His nomadic life took him to India where he designed the Indian Institute of Management in Ahmedabad to his unbuilt Herva in Israel, a Jewish synagogue.
Indian Institute of Management
Design for Herva synagogue in Israel
His piece de resistance lies in his monumental building in Bangladesh Jatiyo Sangshad Bhaban (National Assembly Building) that took 12 years to build and was completed in 1974, the year of Kahn’s death. He never got to visit the completed building. The circles and geometric shapes that let light into the building is the stuff of modernity and its affect on the people who work in the building is tantamount to its values of leadership and democracy. If buildings could give people voices, this would surely be the example. It’s the place where his son Nathanial feels that he had found his father.
Outside the Jatiyo Sangshad Bhaban
Inside the Jatiyo Sangshad Bhaban
Built after the film’s production, The Franklin D. Roosevelt Four Freedoms Park designed by Kahn and built in 2012 is a four-acre memorial to Franklin D. Roosevelt. Located in New York City at the southern tip of Roosevelt Island, in the East River between Manhattan Island and Queens, it is missing from the film’s content but has particular resonance.

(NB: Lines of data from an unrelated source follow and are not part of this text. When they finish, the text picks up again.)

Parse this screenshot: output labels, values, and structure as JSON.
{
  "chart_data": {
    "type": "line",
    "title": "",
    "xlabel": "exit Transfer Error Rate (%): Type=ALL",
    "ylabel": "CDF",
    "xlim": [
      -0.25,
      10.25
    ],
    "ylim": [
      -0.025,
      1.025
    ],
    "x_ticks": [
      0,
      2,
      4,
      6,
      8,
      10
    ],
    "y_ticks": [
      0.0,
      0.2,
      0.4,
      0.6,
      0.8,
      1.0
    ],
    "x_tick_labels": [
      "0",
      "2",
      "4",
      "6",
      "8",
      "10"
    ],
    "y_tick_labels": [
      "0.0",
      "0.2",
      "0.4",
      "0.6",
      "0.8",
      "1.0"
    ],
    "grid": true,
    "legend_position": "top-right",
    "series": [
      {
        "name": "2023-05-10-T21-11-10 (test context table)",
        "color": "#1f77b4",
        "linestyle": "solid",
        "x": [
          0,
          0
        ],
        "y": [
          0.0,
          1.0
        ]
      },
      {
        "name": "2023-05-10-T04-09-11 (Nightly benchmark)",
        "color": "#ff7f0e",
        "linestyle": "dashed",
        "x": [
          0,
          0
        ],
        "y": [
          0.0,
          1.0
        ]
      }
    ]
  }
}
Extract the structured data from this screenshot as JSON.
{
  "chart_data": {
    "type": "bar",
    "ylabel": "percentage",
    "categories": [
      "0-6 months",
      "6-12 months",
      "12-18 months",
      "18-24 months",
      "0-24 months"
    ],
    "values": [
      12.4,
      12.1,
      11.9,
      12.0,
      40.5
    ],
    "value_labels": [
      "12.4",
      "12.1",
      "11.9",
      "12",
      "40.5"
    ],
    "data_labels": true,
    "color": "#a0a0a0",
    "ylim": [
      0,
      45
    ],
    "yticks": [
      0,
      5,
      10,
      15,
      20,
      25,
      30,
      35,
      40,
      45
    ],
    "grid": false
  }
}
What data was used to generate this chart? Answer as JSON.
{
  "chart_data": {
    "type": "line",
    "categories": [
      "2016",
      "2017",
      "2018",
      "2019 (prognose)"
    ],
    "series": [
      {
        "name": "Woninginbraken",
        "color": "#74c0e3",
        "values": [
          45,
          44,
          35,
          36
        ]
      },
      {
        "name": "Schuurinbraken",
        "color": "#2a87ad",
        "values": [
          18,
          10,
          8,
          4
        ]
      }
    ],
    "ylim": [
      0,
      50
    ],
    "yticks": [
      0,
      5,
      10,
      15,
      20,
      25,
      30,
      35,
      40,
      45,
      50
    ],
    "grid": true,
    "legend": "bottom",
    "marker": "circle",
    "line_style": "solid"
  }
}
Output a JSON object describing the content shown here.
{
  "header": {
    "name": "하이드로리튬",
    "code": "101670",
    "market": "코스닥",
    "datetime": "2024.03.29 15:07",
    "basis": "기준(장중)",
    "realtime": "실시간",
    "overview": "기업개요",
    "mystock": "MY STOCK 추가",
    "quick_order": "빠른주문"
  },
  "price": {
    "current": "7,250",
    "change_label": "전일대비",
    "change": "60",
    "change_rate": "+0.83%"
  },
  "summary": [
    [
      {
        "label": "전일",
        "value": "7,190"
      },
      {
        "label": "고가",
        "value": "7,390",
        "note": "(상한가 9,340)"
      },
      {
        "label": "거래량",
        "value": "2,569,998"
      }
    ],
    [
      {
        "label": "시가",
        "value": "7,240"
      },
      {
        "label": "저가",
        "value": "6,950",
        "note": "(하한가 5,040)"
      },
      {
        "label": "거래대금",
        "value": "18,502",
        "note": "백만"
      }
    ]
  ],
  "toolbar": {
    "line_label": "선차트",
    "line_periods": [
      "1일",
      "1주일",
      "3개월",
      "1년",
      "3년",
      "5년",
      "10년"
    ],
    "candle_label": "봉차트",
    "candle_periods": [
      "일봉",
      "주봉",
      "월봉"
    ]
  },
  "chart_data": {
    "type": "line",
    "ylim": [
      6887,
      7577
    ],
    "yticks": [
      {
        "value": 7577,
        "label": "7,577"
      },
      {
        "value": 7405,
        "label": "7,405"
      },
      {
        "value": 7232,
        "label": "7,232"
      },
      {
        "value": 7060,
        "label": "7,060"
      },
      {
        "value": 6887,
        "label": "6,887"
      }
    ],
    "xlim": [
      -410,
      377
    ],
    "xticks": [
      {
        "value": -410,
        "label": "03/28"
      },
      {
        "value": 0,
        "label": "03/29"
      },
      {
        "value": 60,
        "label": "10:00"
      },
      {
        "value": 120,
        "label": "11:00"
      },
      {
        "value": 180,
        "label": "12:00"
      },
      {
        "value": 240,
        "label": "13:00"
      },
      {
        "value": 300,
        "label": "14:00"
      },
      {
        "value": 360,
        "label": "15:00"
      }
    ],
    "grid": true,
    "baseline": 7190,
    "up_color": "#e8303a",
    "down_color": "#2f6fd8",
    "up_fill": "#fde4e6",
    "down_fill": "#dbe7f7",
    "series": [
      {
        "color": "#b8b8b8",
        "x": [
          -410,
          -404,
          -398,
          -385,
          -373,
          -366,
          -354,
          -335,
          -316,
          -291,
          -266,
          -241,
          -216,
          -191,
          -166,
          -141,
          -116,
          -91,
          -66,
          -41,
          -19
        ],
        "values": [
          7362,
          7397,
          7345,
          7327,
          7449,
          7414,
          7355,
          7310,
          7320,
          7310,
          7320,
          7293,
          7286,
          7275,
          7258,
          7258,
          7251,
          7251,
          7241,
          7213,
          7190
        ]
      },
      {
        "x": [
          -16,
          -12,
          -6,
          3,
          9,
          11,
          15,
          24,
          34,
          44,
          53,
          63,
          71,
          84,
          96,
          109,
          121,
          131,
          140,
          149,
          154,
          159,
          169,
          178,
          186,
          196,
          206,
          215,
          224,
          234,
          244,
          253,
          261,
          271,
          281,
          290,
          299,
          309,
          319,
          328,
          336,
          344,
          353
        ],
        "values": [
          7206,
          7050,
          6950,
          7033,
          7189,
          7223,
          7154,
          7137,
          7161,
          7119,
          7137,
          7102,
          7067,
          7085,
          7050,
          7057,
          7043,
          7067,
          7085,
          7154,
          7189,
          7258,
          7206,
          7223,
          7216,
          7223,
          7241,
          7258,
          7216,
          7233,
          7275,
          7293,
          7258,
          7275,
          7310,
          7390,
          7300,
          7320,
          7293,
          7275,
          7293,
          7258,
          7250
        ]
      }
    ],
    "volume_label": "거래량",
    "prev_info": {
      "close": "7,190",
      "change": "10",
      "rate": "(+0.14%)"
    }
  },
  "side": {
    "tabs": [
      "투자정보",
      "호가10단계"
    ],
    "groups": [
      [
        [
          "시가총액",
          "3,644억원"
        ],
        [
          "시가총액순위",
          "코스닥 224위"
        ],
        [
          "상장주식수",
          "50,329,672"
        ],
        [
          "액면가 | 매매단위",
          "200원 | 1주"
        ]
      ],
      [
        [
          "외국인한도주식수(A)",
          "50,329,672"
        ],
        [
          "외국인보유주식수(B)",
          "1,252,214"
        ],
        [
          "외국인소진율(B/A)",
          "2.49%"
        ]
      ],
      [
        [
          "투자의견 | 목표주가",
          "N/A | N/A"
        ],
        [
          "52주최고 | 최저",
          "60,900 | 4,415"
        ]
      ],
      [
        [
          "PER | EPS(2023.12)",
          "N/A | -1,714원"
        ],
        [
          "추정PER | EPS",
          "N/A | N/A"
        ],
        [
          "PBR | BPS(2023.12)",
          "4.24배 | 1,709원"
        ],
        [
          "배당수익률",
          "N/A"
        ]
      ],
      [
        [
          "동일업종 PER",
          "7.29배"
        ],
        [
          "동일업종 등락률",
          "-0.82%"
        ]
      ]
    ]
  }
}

In a 1973 lecture at Pratt Institute, Kahn said:
“I had this thought that a memorial should be a room and a garden. That’s all I had. Why did I want a room and a garden? I just chose it to be the point of departure. The garden is somehow a personal nature, a personal kind of control of nature. And the room was the beginning of architecture. I had this sense, you see, and the room wasn’t just architecture, but was an extension of self.”
he Franklin D. Roosevelt Four Freedoms Park
A year later and in the same city, Kahn died of a heart attack in Penn Station. As his address was crossed out in his passport, he had just returned from India, his family members were only notified of his death two days later.
An exhibition of Kahn’s work is currently showing at the Design Museum in London until 12 October 2014.